College of DuPage/Cleve Carney Museum of Art
Tony Fitzpatrick, “Dandelion,” 1995, color etching.

More than 60 mixed-media works reflect the artist’s connection to Chicago, his social and political concerns and our shared changing reality. “It’s fitting that I have my final museum exhibition not far from where my work started [at College of DuPage]. It’s fitting that it happens in a museum named for my dear friend and supporter Cleve Carney; he was a grand guy,” Fitzpatrick says. “I chose to make art, not for a living, but for a life. Cleve chose to create opportunity and possibility for artists — myself being one of them.” Admission is free.
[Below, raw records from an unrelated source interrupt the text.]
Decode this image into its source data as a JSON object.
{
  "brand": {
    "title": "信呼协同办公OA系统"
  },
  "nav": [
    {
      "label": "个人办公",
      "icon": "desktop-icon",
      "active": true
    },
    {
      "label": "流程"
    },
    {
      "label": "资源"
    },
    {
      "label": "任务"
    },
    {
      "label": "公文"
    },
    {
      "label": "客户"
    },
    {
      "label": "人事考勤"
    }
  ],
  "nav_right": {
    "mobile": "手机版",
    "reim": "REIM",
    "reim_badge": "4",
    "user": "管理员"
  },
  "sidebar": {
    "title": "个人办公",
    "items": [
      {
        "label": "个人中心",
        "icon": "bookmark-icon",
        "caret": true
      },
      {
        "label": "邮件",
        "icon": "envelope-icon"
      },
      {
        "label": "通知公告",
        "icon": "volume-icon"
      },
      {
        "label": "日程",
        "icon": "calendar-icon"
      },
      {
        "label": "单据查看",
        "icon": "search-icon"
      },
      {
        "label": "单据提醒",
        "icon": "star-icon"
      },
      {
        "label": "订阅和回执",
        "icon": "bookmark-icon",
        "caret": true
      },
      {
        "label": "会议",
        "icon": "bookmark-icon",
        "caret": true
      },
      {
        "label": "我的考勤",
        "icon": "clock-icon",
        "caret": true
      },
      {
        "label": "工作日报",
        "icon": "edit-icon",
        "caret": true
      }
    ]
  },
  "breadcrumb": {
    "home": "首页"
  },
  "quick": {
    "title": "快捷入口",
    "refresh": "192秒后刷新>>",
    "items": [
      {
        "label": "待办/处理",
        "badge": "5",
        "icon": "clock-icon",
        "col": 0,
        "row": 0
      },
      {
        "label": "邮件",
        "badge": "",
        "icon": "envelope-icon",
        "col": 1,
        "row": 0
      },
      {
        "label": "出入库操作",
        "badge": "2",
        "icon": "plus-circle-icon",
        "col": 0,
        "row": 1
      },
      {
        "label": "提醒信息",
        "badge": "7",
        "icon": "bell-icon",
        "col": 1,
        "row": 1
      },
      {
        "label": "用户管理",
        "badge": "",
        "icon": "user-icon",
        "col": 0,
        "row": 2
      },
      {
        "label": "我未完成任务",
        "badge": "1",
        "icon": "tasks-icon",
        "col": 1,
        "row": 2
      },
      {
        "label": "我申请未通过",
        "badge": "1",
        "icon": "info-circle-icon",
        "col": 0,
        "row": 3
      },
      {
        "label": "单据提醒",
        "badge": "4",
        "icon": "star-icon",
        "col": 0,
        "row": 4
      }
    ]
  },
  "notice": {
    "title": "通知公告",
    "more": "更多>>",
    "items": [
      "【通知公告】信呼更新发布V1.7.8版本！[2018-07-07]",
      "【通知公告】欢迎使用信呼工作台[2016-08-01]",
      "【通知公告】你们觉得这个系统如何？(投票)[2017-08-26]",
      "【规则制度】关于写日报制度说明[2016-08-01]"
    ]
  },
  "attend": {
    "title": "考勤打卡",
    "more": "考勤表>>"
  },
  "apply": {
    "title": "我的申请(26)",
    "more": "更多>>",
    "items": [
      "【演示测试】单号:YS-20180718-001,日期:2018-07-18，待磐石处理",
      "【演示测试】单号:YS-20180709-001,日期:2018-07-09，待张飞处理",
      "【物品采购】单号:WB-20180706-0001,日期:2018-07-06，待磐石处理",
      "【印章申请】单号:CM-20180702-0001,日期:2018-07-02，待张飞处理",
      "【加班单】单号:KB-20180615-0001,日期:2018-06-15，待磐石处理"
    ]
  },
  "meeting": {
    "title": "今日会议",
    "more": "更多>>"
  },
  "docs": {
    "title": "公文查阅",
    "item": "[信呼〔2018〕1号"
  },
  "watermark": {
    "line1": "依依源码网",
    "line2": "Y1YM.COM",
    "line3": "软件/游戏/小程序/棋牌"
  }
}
National Indo-American Museum

Provided
National Indo-American Museum

When: Oct. 16-March 27

Where: 815 S, Main, Lombard

What: This museum, which builds bridges across generations and connects cultures, opens with the exhibit “E/Merge: Art of the Indian Diaspora.” Featured are cutting-edge works by nine emerging artists: Avantika Bawa, Sarika Goulatia, Sreshta Rit Premnath, Kaveri Raina, Nandita Raman, Surabhi Saraf, Kuldeep Singh, Neha Vedpathak and Kushala Vora. Admission: $5.
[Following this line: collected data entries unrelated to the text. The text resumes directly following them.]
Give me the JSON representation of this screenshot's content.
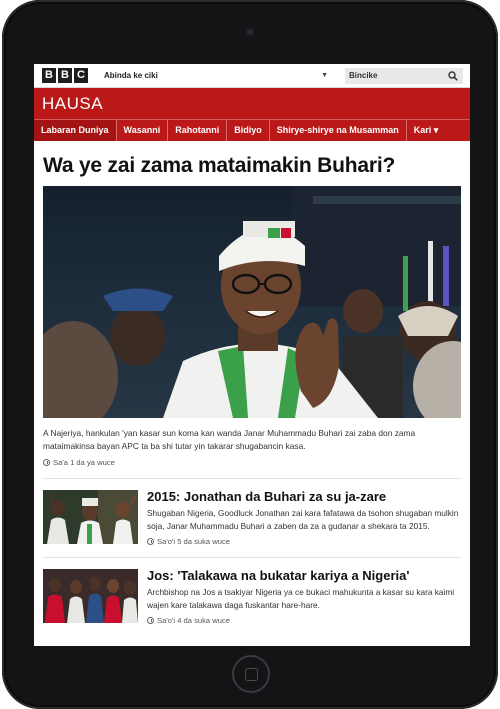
{
  "topbar": {
    "logo_letters": [
      "B",
      "B",
      "C"
    ],
    "language_select": "Abinda ke ciki",
    "search_placeholder": "Bincike"
  },
  "masthead": {
    "brand": "HAUSA",
    "color": "#bb1919"
  },
  "nav": {
    "items": [
      {
        "label": "Labaran Duniya"
      },
      {
        "label": "Wasanni"
      },
      {
        "label": "Rahotanni"
      },
      {
        "label": "Bidiyo"
      },
      {
        "label": "Shirye-shirye na Musamman"
      },
      {
        "label": "Kari ▾"
      }
    ]
  },
  "lead": {
    "headline": "Wa ye zai zama mataimakin Buhari?",
    "summary": "A Najeriya, hankulan 'yan kasar sun koma kan wanda Janar Muhammadu Buhari zai zaba don zama mataimakinsa bayan APC ta ba shi tutar yin takarar shugabancin kasa.",
    "timestamp": "Sa'a 1 da ya wuce"
  },
  "stories": [
    {
      "title": "2015: Jonathan da Buhari za su ja-zare",
      "summary": "Shugaban Nigeria, Goodluck Jonathan zai kara fafatawa da tsohon shugaban mulkin soja, Janar Muhammadu Buhari a zaben da za a gudanar a shekara ta 2015.",
      "timestamp": "Sa'o'i 5 da suka wuce"
    },
    {
      "title": "Jos: 'Talakawa na bukatar kariya a Nigeria'",
      "summary": "Archbishop na Jos a tsakiyar Nigeria ya ce bukaci mahukunta a kasar su kara kaimi wajen kare talakawa daga fuskantar hare-hare.",
      "timestamp": "Sa'o'i 4 da suka wuce"
    }
  ]
}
More information: For updated information regarding the museum’s COVID-19 vaccination and/or mask policies, visit niam.org.

‘Kandinsky: The Rediscovered Bauhaus Sketchbook’

When: Oct. 16-Nov. 7

Where: 2320 W. Chicago

What: The Ukrainian Institute of Modern Art presents 15 pages of a newly authenticated sketchbook used by the great Russian artist Wassily Kandinsky, known as the creator of the first modern abstract paintings. The sketchbook dates from 1922, when he was teaching at the Bauhaus in Weimar, Germany. Admission: $5.
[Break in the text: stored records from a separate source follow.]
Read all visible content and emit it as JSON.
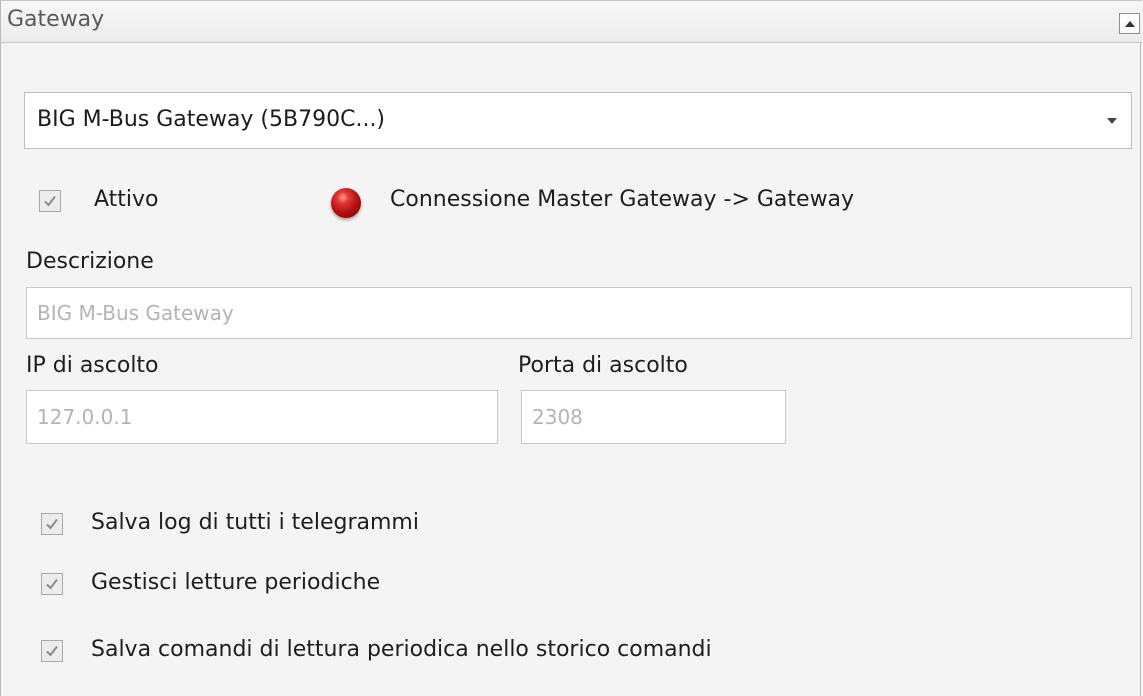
{
  "panel": {
    "title": "Gateway"
  },
  "gateway_select": {
    "value": "BIG M-Bus Gateway (5B790C...)"
  },
  "attivo": {
    "label": "Attivo",
    "checked": true
  },
  "connection_status": {
    "label": "Connessione Master Gateway -> Gateway",
    "color": "#c0141a"
  },
  "descrizione": {
    "label": "Descrizione",
    "value": "BIG M-Bus Gateway"
  },
  "ip": {
    "label": "IP di ascolto",
    "value": "127.0.0.1"
  },
  "porta": {
    "label": "Porta di ascolto",
    "value": "2308"
  },
  "options": [
    {
      "label": "Salva log di tutti i telegrammi",
      "checked": true
    },
    {
      "label": "Gestisci letture periodiche",
      "checked": true
    },
    {
      "label": "Salva comandi di lettura periodica nello storico comandi",
      "checked": true
    }
  ]
}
More information: For updated information regarding the museum’s COVID-19 vaccination and/or mask policies, visit uima-chciago.org.

‘The Chicago Reader at 50: A Half Century of Revolutionary Storytelling’

Chicago Reader
The first edition of the Chicago Reader from 1971

When: Oct. 6-Jan. 21

Where: Newberry Library, 60 W. Walton

What: It’s time to celebrate a milestone anniversary for The Chicago Reader with a new exhibit looking at the newspaper’s founding and evolution as print journalism faced the challenges of today. The exhibit features a multimedia display of stories, photographs, cartoons and more. Admission is free.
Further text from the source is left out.